Still, it would take at least four years for Scheer appointees to outnumber the Trudeau appointees and Flanagan predicts that somewhere along the line, the Trudeau independents would cease being so deferential to the elected government and begin obstructing legislation, particularly if it involved repealing large chunks of the Trudeau agenda.
Because they are driven more by ideology than partisanship, Flanagan suspects the independents would be more likely to "stand on principle and not budge."
University of Waterloo political scientist Emmett Macfarlane, who advised Trudeau on the kind of Senate reforms he could implement without reopening the Constitution, agrees that's a risk. But he says resuming patronage appointments could actually antagonize independents into being more obstructionist if they thought Scheer was "not taking the Senate seriously as a complementary body."
"I think returning to the old system encourages the risk of that happening, at least in the short term when they still have numerical superiority," Macfarlane says.

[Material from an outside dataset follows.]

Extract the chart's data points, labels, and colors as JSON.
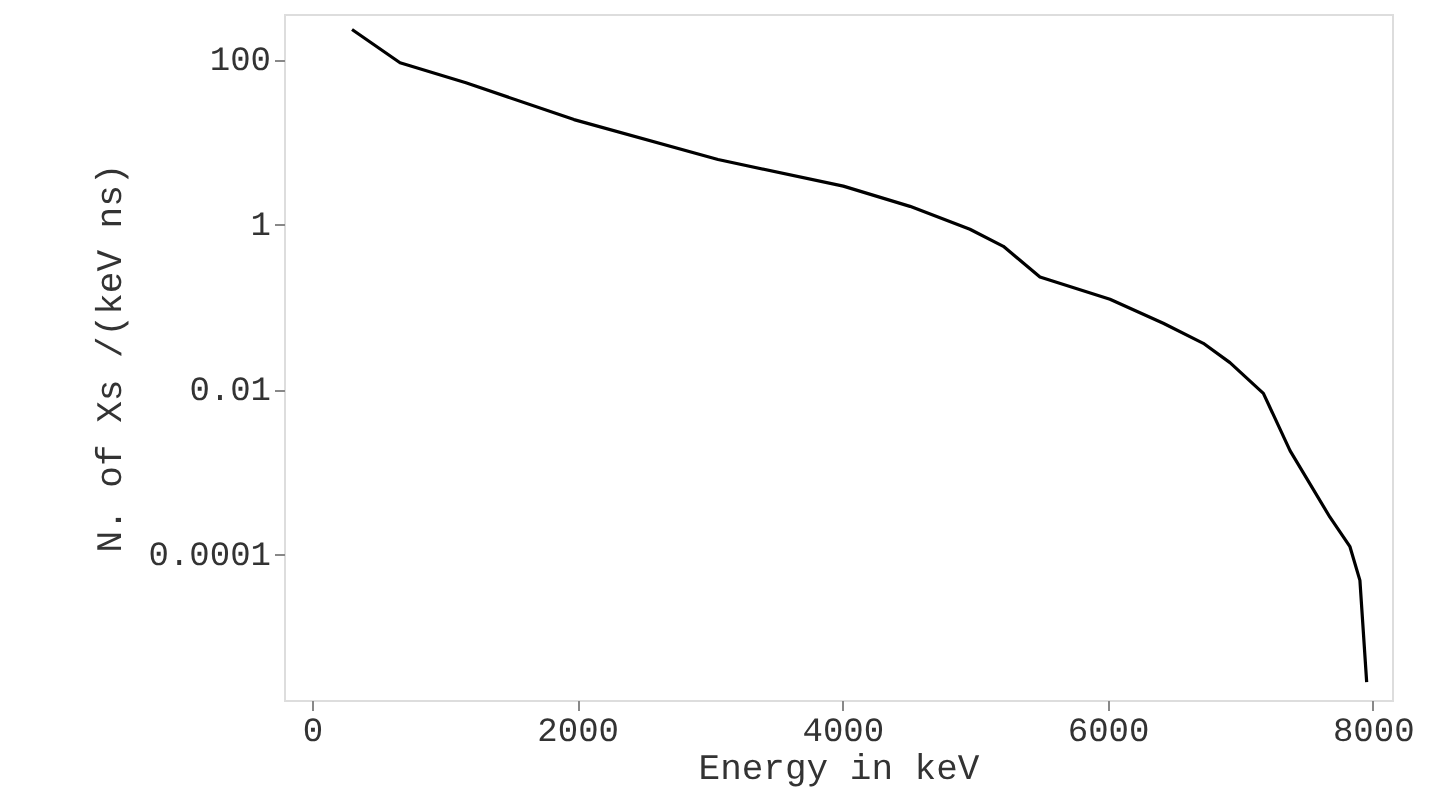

Where the other parties stand on the Senate:
- If the NDP formed government, the party says leader Jagmeet Singh would open constitutional negotiations with the provinces to abolish the Senate. He would not appoint any new senators. Until abolition was achieved, he would "take concrete steps to make the Senate fairer and more accountable," including "insisting that the Senate adopt new rules" to prevent it from blocking legislation passed by the elected House of Commons. (How he would do that is unclear. The Senate is master of its own rules, and its power to pass or defeat legislation is enshrined in the Constitution).

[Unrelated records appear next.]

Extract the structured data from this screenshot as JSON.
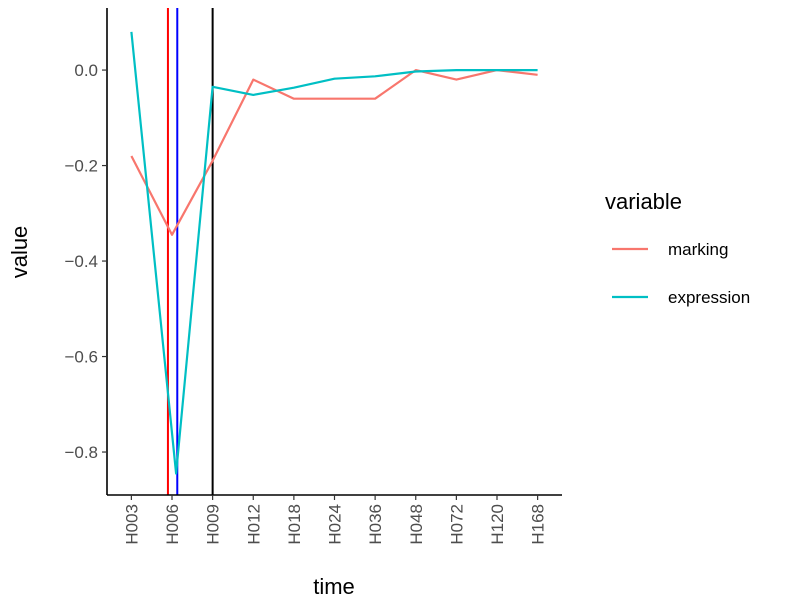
{
  "chart_data": {
    "type": "line",
    "title": "",
    "xlabel": "time",
    "ylabel": "value",
    "categories": [
      "H003",
      "H006",
      "H009",
      "H012",
      "H018",
      "H024",
      "H036",
      "H048",
      "H072",
      "H120",
      "H168"
    ],
    "ylim": [
      -0.89,
      0.13
    ],
    "yticks": [
      0.0,
      -0.2,
      -0.4,
      -0.6,
      -0.8
    ],
    "ytick_labels": [
      "0.0",
      "−0.2",
      "−0.4",
      "−0.6",
      "−0.8"
    ],
    "grid": false,
    "legend": {
      "title": "variable",
      "position": "right"
    },
    "series": [
      {
        "name": "marking",
        "color": "#F8766D",
        "x": [
          1,
          2,
          3,
          4,
          5,
          6,
          7,
          8,
          9,
          10,
          11
        ],
        "y": [
          -0.18,
          -0.345,
          -0.19,
          -0.02,
          -0.06,
          -0.06,
          -0.06,
          0.0,
          -0.02,
          0.0,
          -0.01
        ]
      },
      {
        "name": "expression",
        "color": "#00BFC4",
        "x": [
          1,
          2.1,
          3,
          4,
          5,
          6,
          7,
          8,
          9,
          10,
          11
        ],
        "y": [
          0.08,
          -0.845,
          -0.035,
          -0.052,
          -0.037,
          -0.018,
          -0.013,
          -0.003,
          0.0,
          0.0,
          0.0
        ]
      }
    ],
    "vlines": [
      {
        "x": 1.9,
        "color": "#FF0000"
      },
      {
        "x": 2.13,
        "color": "#0000FF"
      },
      {
        "x": 3.0,
        "color": "#000000"
      }
    ]
  }
}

- The Green party believes that "as long as there is an appointed Senate, an open process that invites qualified applicants is superior to the appointment of party cronies."
- The People's Party of Canada believes Trudeau's appointment process is "mostly window-dressing." A better approach would be to name openly partisan senators chosen through "a process that does not only depend on the wishes of the prime minister." There could, for example, be an advisory panel that recommends qualified candidates.
- The Bloc Quebecois did not provide its position on the Senate.